Every year, more than three million children see violence at home. Children react to the experience differently and their reactions can vary with their gender and age. Children who witness domestic violence or are victims themselves are more prone to emotional and behavioral problems than children who do not. The trauma can continue well into their adult lives.
Low self-esteem: fear; insecurity with the home environment; delayed emotional development from lack of emotional nurturing and security
Depression: feelings of sadness, loss, anger, or frustration interfere with everyday life; a child is unable to imagine the problem can be solved in a positive way
Guilt: feelings of responsibility for violence; guilt for not being able to prevent or stop the violence; guilt for failure to intervene during the violence to protect the parent
Distant and preoccupied: concern with what may be happening at home; fear for safety of parent and self; maintains distance from others so no one discovers violence in the home; shame
Aggression toward others: the child models aggressive and violent behaviors; uses violence to resolve conflicts; uses violence to distance others from them because if they are distant, no one will discover the problems at home
Poor school adjustment: does not fully engage in learning or socialization
Truancy: stays home believing that their presence will prevent the violence and fighting
Role reversal: older children will take on responsibility of the younger children and household; become caretakers for the parent and “parent” the abused parent; abused parent may begin to confide in oldest child as they would an adult; the child has little opportunity to become involved in childhood activities and is forced to early maturity because of violence and family dysfunction
Running away: desire to escape an unbearable home situation.

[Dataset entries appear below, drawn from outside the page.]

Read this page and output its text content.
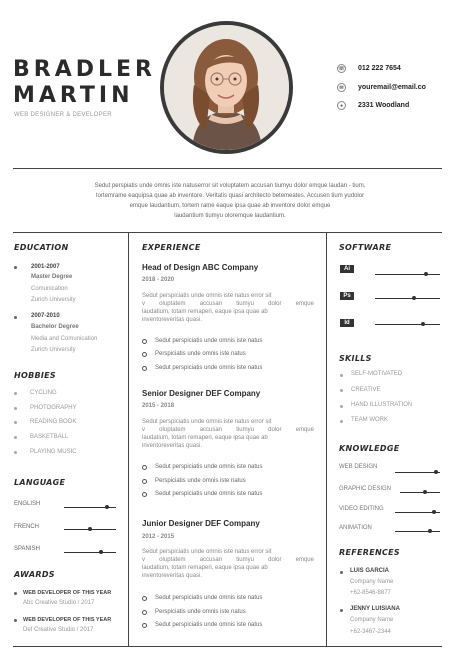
BRADLER
MARTIN
WEB DESIGNER & DEVELOPER
☏ 012 222 7654
✉	youremail@email.co
●	2331 Woodland
Sedut perspiatis unde omnis iste natuserror sit voluptatem accusan tiumyu dolor emque laudan - tium,
tortemrame eaquipsa quae ab inventore. Veritatis quasi architecto betemeates. Accusen tium yudolor
emque laudantium, tortem rame eaque ipsa quae ab inventore dolor emque
laudantium tiumyu oloremque laudantium.
EDUCATION
2001-2007
Master Degree
Comunication
Zurich University
2007-2010
Bachelor Degree
Media and Comunication
Zurich University
HOBBIES
CYCLING
PHOTOGRAPHY
READING BOOK
BASKETBALL
PLAYING MUSIC
LANGUAGE
ENGLISH
FRENCH
SPANISH
AWARDS
WEB DEVELOPER OF THIS YEAR
Abc Creative Studio / 2017
WEB DEVELOPER OF THIS YEAR
Def Creative Studio / 2017
EXPERIENCE
Head of Design ABC Company
2018 - 2020
Sedut perspiciatis unde omnis iste natus error sit
v oluptatem accusan tiumyu dolor emque
laudatium, totam remaperi, eaque ipsa quae ab
inventoreveritas quasi.
Sedut perspiciatis unde omnis iste natus
Perspiciatis unde omnis iste natus
Sedut perspiciatis unde omnis iste natus
Senior Designer DEF Company
2015 - 2018
Sedut perspiciatis unde omnis iste natus error sit
v oluptatem accusan tiumyu dolor emque
laudatium, totam remaperi, eaque ipsa quae ab
inventoreveritas quasi.
Sedut perspiciatis unde omnis iste natus
Perspiciatis unde omnis iste natus
Sedut perspiciatis unde omnis iste natus
Junior Designer DEF Company
2012 - 2015
Sedut perspiciatis unde omnis iste natus error sit
v oluptatem accusan tiumyu dolor emque
laudatium, totam remaperi, eaque ipsa quae ab
inventoreveritas quasi.
Sedut perspiciatis unde omnis iste natus
Perspiciatis unde omnis iste natus
Sedut perspiciatis unde omnis iste natus
SOFTWARE
Ai
Ps
Id
SKILLS
SELF-MOTIVATED
CREATIVE
HAND ILLUSTRATION
TEAM WORK
KNOWLEDGE
WEB DESIGN
GRAPHIC DESIGN
VIDEO EDITING
ANIMATION
REFERENCES
LUIS GARCIA
Company Name
+62-8546-8877
JENNY LUISIANA
Company Name
+62-3467-2344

Modeling behaviors: adopts the learned roles of victim or aggressor; often becomes involved in violent relationships in adulthood, either as abuser (modeling aggressor role) or as an abused person (modeling victim role)
Alcohol and drug abuse experimentation: motivated by a desire to find a psychological escape from violent home; attempt to find support with others involved in like activities; modeling parental behaviors
Physical, emotional, and/or sexual abuse: children may attempt to intervene in violent incidents and become physically injured; the are emotionally damaged when they witness violence; abused parent may become so preoccupied with fear and abusive situation that he/she cannot offer the nurturing needed by the child; child may be victim of sexual abuse
Early marriage: an escape out of violent home environment; may be subconscious or conscious desire to create home environment, which they had been denied
Delinquency: with lack of support in home environment, the child seeks support through acceptance in powerful, “strong,” frequently delinquent group; group acceptance is easy as long as the individual performs according to group standards
Violence towards parents and the community as adolescents and adults: impacted by limited problem-solving skills and pro-violence attitudes
1American Psychological Association, Violence and the Family: Report of the APA Presidential Task Force on Violence and the Family,1996.
Through the Eyes of a Child
Did I do something wrong to make you lose control?
Anger so strong or do you even know? That when you come home I want to run and hide
The pain is so deep that I keep it inside.
I’m not the same because of you – always afraid of what you’ll do.
If only you could see yourself through my eyes.
You’d know why
(I’m dying inside)
Sometimes I need a firm, but gently hand-someone who cares and understands
That I am still learning.
But I just can’t take this abuse, from you.
There is no excuse I’m not the same because of you.
If only you could see yourself through my eyes
You’d know why
(I’m dying inside)
This is no way to live
If you try to change I’ll try to forgive.